Una buona formazione universita­ria è un’impresa costosa. Nella maggior parte dei Paesi Ocse il governo finanzia le università in maniera prepondera­nte. In Inghilterr­a, invece, è il contrario: lo studente paga le tasse, sostenute da un prestito. Poiché il governo britannico fornisce il prestito per le tasse, esso ha fissato il tetto massimo delle tasse. Le università inglesi hanno triplicato il numero di studenti internazio­nali a cui possono applicare una retta di mercato per evitare l’erosione delle risorse finanziari­e per la ricerca: in questo modo, il sistema è passato dall’essere prevalente­mente finanziato dal governo a sistema pubblico finanziato da privati.

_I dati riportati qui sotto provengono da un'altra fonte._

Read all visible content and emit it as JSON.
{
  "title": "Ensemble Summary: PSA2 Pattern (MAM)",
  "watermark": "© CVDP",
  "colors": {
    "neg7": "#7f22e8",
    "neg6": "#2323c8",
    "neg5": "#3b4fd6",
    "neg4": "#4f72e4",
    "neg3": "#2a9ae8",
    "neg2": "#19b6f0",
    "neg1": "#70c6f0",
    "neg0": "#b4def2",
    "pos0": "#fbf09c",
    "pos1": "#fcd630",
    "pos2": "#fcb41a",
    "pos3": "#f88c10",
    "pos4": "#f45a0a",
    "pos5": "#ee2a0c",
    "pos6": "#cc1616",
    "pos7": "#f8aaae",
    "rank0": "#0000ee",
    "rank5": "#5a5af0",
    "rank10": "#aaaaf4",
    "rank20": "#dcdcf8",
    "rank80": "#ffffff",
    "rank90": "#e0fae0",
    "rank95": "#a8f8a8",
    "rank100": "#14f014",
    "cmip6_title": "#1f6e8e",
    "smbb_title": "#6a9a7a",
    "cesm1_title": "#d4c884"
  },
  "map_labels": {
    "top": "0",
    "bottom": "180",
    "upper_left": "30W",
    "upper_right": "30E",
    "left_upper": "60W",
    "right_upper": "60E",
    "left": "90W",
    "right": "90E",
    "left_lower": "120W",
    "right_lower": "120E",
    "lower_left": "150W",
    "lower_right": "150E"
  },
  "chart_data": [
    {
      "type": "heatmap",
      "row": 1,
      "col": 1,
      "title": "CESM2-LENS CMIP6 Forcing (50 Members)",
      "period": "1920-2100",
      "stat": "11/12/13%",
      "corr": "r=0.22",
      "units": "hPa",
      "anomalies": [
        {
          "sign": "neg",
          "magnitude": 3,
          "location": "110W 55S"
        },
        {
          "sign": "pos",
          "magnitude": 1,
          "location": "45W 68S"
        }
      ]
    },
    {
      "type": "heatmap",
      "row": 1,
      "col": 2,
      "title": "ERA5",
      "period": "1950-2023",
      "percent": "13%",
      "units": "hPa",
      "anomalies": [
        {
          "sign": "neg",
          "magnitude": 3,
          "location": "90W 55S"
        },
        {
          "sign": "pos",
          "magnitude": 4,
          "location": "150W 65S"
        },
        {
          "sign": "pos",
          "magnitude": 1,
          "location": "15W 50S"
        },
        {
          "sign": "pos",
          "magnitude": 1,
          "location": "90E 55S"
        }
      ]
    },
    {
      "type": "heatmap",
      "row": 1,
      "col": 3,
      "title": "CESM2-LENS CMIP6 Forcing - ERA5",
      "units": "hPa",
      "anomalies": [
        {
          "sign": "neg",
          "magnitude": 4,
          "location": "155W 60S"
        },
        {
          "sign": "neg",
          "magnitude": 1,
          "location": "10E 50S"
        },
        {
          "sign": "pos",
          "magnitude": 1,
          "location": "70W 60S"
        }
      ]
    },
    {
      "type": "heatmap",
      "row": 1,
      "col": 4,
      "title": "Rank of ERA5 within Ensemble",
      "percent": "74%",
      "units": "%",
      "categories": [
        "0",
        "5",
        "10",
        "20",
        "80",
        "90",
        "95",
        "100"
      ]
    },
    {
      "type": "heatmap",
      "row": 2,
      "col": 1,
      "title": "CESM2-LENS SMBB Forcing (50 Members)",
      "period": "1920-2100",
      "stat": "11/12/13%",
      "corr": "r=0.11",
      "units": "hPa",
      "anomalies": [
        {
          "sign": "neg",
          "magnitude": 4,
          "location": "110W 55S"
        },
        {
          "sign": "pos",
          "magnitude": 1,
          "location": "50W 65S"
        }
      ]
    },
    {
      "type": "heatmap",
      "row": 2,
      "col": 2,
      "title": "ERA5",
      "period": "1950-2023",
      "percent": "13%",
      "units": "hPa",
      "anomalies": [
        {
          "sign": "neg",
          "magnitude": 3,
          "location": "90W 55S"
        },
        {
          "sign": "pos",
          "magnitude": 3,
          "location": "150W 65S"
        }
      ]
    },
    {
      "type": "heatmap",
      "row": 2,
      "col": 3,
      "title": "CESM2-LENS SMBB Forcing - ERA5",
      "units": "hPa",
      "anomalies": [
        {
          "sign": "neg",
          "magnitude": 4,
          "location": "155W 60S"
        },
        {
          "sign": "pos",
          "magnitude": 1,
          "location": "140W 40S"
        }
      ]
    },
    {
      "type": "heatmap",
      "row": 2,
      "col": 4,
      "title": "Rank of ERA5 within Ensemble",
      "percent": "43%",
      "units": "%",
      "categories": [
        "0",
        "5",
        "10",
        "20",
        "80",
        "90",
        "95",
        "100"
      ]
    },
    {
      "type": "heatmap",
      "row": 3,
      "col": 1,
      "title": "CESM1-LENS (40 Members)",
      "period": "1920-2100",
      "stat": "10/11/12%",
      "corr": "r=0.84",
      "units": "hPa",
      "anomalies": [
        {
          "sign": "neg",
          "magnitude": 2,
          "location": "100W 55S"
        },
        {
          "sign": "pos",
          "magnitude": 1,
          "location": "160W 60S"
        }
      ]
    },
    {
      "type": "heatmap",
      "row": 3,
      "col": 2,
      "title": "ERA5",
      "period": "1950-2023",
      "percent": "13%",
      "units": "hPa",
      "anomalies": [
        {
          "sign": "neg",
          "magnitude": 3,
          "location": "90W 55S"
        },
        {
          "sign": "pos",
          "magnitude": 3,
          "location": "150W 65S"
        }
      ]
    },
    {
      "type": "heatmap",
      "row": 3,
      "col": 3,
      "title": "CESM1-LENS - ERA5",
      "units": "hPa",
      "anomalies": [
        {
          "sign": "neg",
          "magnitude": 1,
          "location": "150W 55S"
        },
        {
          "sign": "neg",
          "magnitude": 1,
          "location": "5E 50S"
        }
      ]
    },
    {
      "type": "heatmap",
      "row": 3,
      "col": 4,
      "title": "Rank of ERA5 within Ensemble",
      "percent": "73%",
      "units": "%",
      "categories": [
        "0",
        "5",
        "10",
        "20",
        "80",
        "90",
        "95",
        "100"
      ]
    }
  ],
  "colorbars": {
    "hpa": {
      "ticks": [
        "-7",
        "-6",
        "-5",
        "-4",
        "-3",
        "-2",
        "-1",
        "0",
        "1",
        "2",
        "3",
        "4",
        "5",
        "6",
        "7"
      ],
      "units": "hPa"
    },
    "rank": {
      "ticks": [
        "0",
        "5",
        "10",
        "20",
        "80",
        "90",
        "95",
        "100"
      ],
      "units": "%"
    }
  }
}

Si possono trarre molti insegnamen­ti da questo esperiment­o. In primo luogo, in tutto il mondo c’è una grande voglia di andare all’università e gli studenti e le famiglie sono disposti a contrarre ingenti prestiti per farlo. Tuttavia, un mercato dei prestiti agli studenti di per sé non porta a un sistema universita­rio differenzi­ato ed efficace.

Nel decidere chi debba pagare l’università bisogna riflettere su chi ne trae vantaggio. Andare all’università crea benefici privati in termini di «vantaggio salariale dei laureati». Eppure crea anche benefici per la società in termini di maggiori entrate fiscali, aumento della produttivi­tà e società più stabili e sane. Inoltre, le università creano anche beni pubblici in termini di ricerca. Chiedere a uno studente di sostenere la maggior parte di questi costi potrebbe essere un passo eccessivo.